In this case the approach to credibility by the official preparing the submission has been the subject of severe criticism on behalf of the first named applicant. In the section of the submission headed “applicant’s credibility and whether benefit of the doubt should be given (Regulation 5(3))” the official referred to the fact that the RAT member had raised the following issues concerning credibility; an ability to relocate safely in Nazareth, apart from one incident involving her in-laws, an incident which was not reported by the first named applicant; the submission also referred to the fact that the RAT member had noted that the applicant had never been mistreated or threatened by the authorities in Kenya, or by any group controlled by the Government. Finally, the observation was made that the failure to claim asylum in Amsterdam undermined her credibility. It must be said that of the matters referred to, only the failure to seek asylum in the first safe country goes to the personal credibility of the first named applicant. The other matters listed have an obvious relevance to the need for international protection but do not go directly to the question of credibility. However, while that is so, it is indisputably the case that the first named applicant’s account was explicitly found not to be credible at the ORAC stage and implicitly found not to be credible again at the RAT stage. In these circumstances, the conclusions arrived at in the course of the subsidiary protection application are not at all surprising.

So far as the question of state protection is concerned, the first named applicant does not claim to be under threat from the State, but from non-state actors.
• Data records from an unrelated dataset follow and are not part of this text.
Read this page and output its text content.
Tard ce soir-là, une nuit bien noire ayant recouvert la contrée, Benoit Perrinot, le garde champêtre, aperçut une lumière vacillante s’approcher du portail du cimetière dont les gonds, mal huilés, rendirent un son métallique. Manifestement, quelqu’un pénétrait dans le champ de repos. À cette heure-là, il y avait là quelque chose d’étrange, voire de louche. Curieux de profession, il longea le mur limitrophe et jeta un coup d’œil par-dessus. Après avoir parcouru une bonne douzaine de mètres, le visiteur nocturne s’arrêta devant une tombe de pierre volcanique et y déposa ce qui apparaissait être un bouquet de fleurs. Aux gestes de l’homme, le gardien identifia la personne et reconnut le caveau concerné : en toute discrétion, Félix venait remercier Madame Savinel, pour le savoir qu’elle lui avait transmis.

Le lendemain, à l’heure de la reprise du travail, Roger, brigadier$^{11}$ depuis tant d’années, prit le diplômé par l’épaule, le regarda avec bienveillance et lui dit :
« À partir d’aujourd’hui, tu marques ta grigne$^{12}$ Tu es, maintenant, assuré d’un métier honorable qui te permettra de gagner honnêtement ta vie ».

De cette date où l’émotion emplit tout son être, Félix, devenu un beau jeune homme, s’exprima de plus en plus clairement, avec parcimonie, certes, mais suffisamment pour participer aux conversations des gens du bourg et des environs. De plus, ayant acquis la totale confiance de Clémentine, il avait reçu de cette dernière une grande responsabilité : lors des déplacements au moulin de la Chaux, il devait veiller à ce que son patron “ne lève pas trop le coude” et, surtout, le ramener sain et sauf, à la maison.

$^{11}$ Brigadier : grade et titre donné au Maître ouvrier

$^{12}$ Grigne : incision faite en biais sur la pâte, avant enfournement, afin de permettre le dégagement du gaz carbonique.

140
She does state that she reported the initial incident when she was raped by her brother to the police, but she did not report her difficulties with her in-laws as she felt that the police would regard that as a family problem.

Country of origin information establishes that there is a functioning police force and also establishes that the authorities have acted against the Mungiki group. The applicants are particularly dismissive of the reference in the decision to the existence of a police complaints procedure. This is seen as naïve and complacent in the extreme. However, in a situation where the first named applicant is claiming that the threat to her comes from two separate groups of relatives, it is entirely understandable that the view would be taken that it was incumbent on the first named applicant to seek state protection and to persist in pursuing that application. The conclusion that state protection would be available is one that is well justified by the available country of origin information.

In all the circumstances, I am of the view that the decision reached by the respondent to refuse subsidiary protection was one that was open to him and in these circumstances I must refuse the relief sought.